Il en va de même pour les proxénètes qui sont des criminels. Ces criminels dont nous venons de parler pour le baptême. Parmi eux, parmi les proxénètes, il y en a qui ont reçu le baptême, qui sont ou qui ont été accompagnés dans une démarche catéchuménale. Ces proxénètes, ce sont ceux qui, à la droite et à la gauche du Christ, sur la croix, pour certains d'entre eux, ne vont rien reconnaître, et pour d'autres vont dire : « souviens-toi de moi quand tu viendras inaugurer ton Règne ».
Et c'est là, je crois, notre responsabilité dans le catéchuménat. C'est de voir que dans un domaine aussi à la marge que celui de la prostitution, se trouvent uniquement des personnes pour qui le Christ a donné sa vie.
Les étudiants et le baptême
Il y a toute une série d'étudiants qui, en fait, profitent de leur temps d'études pour se poser des questions qui avaient été abandonnées lors de l'adolescence. On va retrouver dans le catéchuménat étudiant, des gens qui en fait avaient oublié leur vie chrétienne, et puis qui la redécouvrent, et d'autres qui s'en approchent progressivement.
A la vie à la mort
Certains s'en approchent en ayant été « à la vie à la mort ». Je peux parler de l'une d'entre elles, parce que son témoignage est public. Elle avait voulu se suicider, et pour se suicider elle voulait se jeter sous un train. Et elle a été comme retenue intérieurement. Elle a perçu que cette retenue, c'était Dieu qui la sauvait, elle qui vient d'une famille athée. Et le lendemain elle a appris qu’un de ses meilleurs amis s'était jeté sous le train. Il était décédé et ça l’a marqué, ça la marque encore aujourd'hui, à chaque anniversaire de la mort de cet ami.

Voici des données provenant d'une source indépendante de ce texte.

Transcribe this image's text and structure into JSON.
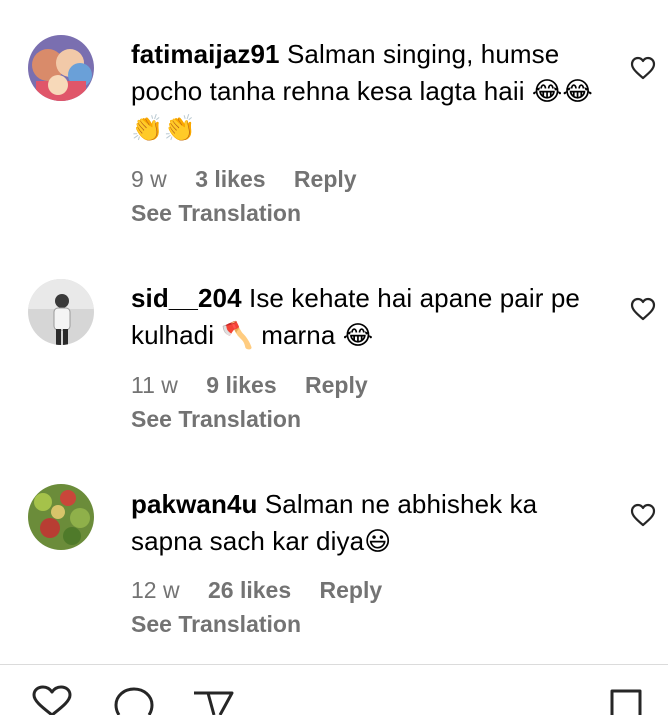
{
  "comments": [
    {
      "username": "fatimaijaz91",
      "text": "Salman singing, humse pocho tanha rehna kesa lagta haii 😂😂👏👏",
      "time": "9 w",
      "likes": "3 likes",
      "reply": "Reply",
      "translation": "See Translation"
    },
    {
      "username": "sid__204",
      "text": "Ise kehate hai apane pair pe kulhadi 🪓 marna 😂",
      "time": "11 w",
      "likes": "9 likes",
      "reply": "Reply",
      "translation": "See Translation"
    },
    {
      "username": "pakwan4u",
      "text": "Salman ne abhishek ka sapna sach kar diya😃",
      "time": "12 w",
      "likes": "26 likes",
      "reply": "Reply",
      "translation": "See Translation"
    }
  ],
  "icons": {
    "like": "heart-outline-icon",
    "bottom_bar": [
      "heart-icon",
      "comment-icon",
      "share-icon",
      "save-icon"
    ]
  },
  "colors": {
    "text": "#000000",
    "muted": "#737373",
    "divider": "#dbdbdb"
  }
}
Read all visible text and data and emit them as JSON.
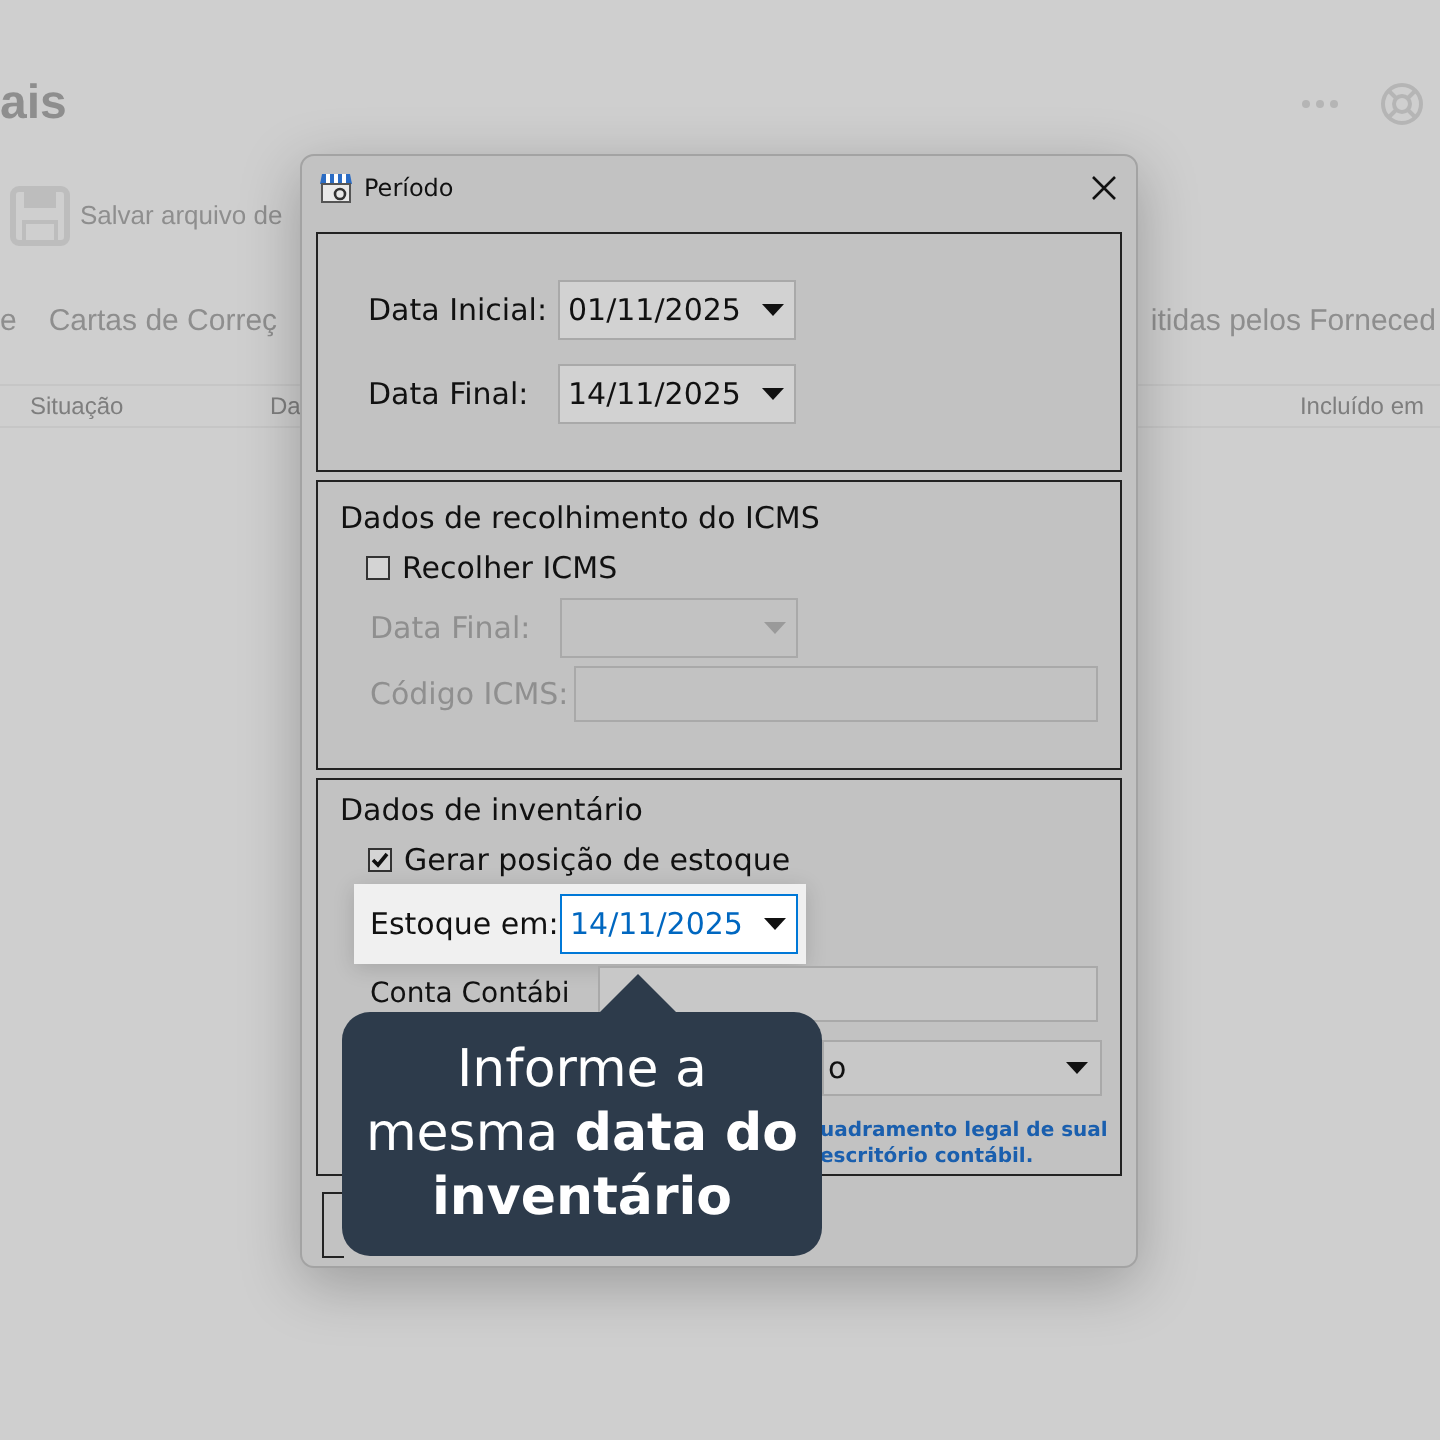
{
  "background": {
    "title": "ais",
    "toolbar_button": "Salvar arquivo de",
    "tab_labels": [
      "e",
      "Cartas de Correç",
      "itidas pelos Forneced"
    ],
    "columns": [
      "Situação",
      "Da",
      "Incluído em"
    ]
  },
  "dialog": {
    "title": "Período",
    "periodo": {
      "start_label": "Data Inicial:",
      "start": "01/11/2025",
      "end_label": "Data Final:",
      "end": "14/11/2025"
    },
    "icms": {
      "heading": "Dados de recolhimento do ICMS",
      "checkbox": {
        "label": "Recolher ICMS",
        "checked": false
      },
      "date_label": "Data Final:",
      "code_label": "Código ICMS:",
      "disabled": true
    },
    "inventario": {
      "heading": "Dados de inventário",
      "checkbox": {
        "label": "Gerar posição de estoque",
        "checked": true
      },
      "date_label": "Estoque em:",
      "date": "14/11/2025",
      "highlighted": true,
      "account_label": "Conta Contábi",
      "select_value": "o",
      "note_lines": [
        "uadramento legal de sual",
        "escritório contábil."
      ]
    }
  },
  "callout": {
    "lines": [
      "Informe a",
      "mesma **data do**",
      "**inventário**"
    ]
  }
}
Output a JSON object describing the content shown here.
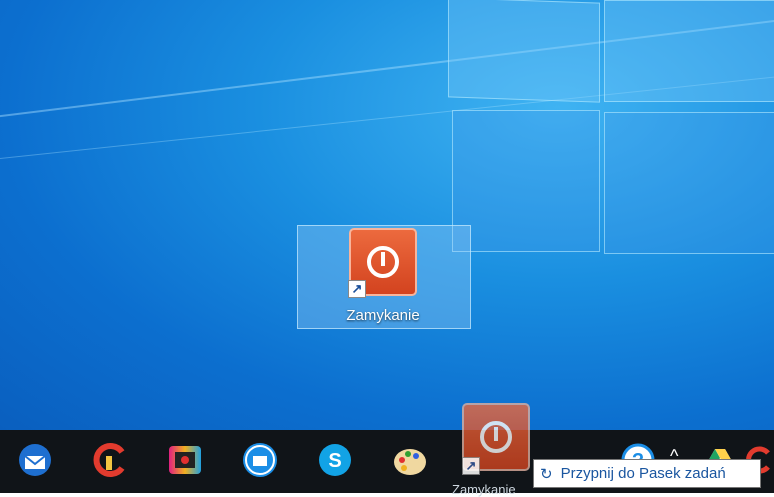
{
  "desktop": {
    "shortcut": {
      "label": "Zamykanie",
      "icon": "power-icon"
    }
  },
  "drag_preview": {
    "label": "Zamykanie",
    "icon": "power-icon"
  },
  "tooltip": {
    "icon": "pin-icon",
    "text": "Przypnij do Pasek zadań"
  },
  "taskbar": {
    "apps": [
      {
        "name": "thunderbird-icon"
      },
      {
        "name": "ccleaner-icon"
      },
      {
        "name": "screen-recorder-icon"
      },
      {
        "name": "video-editor-icon"
      },
      {
        "name": "skype-icon"
      },
      {
        "name": "paint-icon"
      }
    ],
    "tray": {
      "help_icon": "help-icon",
      "chevron": "^",
      "drive_icon": "google-drive-icon",
      "extra_icon": "ccleaner-tray-icon"
    }
  },
  "colors": {
    "desktop": "#1a8fe0",
    "taskbar": "#101418",
    "app_icon": "#d94a25",
    "tooltip_text": "#1a56a0"
  }
}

Elle a fait tout le parcours catéchuménal et a continué à s'approcher de Dieu. C'est quelqu'un qui fréquente même nos offices du matin et du soir quotidiennement au couvent de Louvain-la-Neuve. Cela veut dire qu’elle n’a pas simplement vécu un chemin vers le baptême mais qu’au-delà du baptême, sa foi est devenue quelque chose qui est constitutif de l'organisation même de sa journée d'étudiante : elle a rencontré le Christ.
Des baptêmes de musulmans
Chez les étudiants, il y a plusieurs musulmans qui se préparent au baptême et qui sont baptisés l'an prochain. Effectivement, la miséricorde de Dieu sur la croix c'est quelque chose. Le fait que le Père, le Fils et l'Esprit Saint sont Dieu, nous différencie radicalement d'un Dieu qui est beaucoup plus lointain. La religion, en soi, n'est pas grand-chose. Devant Dieu, les religions disparaîtront. Ce qui compte pour eux, c'est de rencontrer quelqu'un. Et ce qui fait qu’un musulman d'origine, demande le baptême, en définitive ce n'est pas une conviction sur des données intellectuelles ou rationnelles seulement, mais c’est davantage la rencontre avec Quelqu'un. Et lorsqu'ils ont perçu que Jésus était le Christ, à ce moment-là en fait, ils peuvent vivre un baptême chrétien sans aucune difficulté. Oui, il y a des difficultés familiales mais leur décision elle est bien assise. Ils savent qui est le Christ.
Le mot de la fin ?... Croyez en Dieu et Dieu croira en vous !
Frère Patrick Gillard
Frère Patrick Gillard a longtemps été aumônier en prison. En 2023, il vit au couvent de Louvain-la-Neuve, où il est aumônier d'étudiants. Il travaille aussi en proximité avec le monde de la prostitution.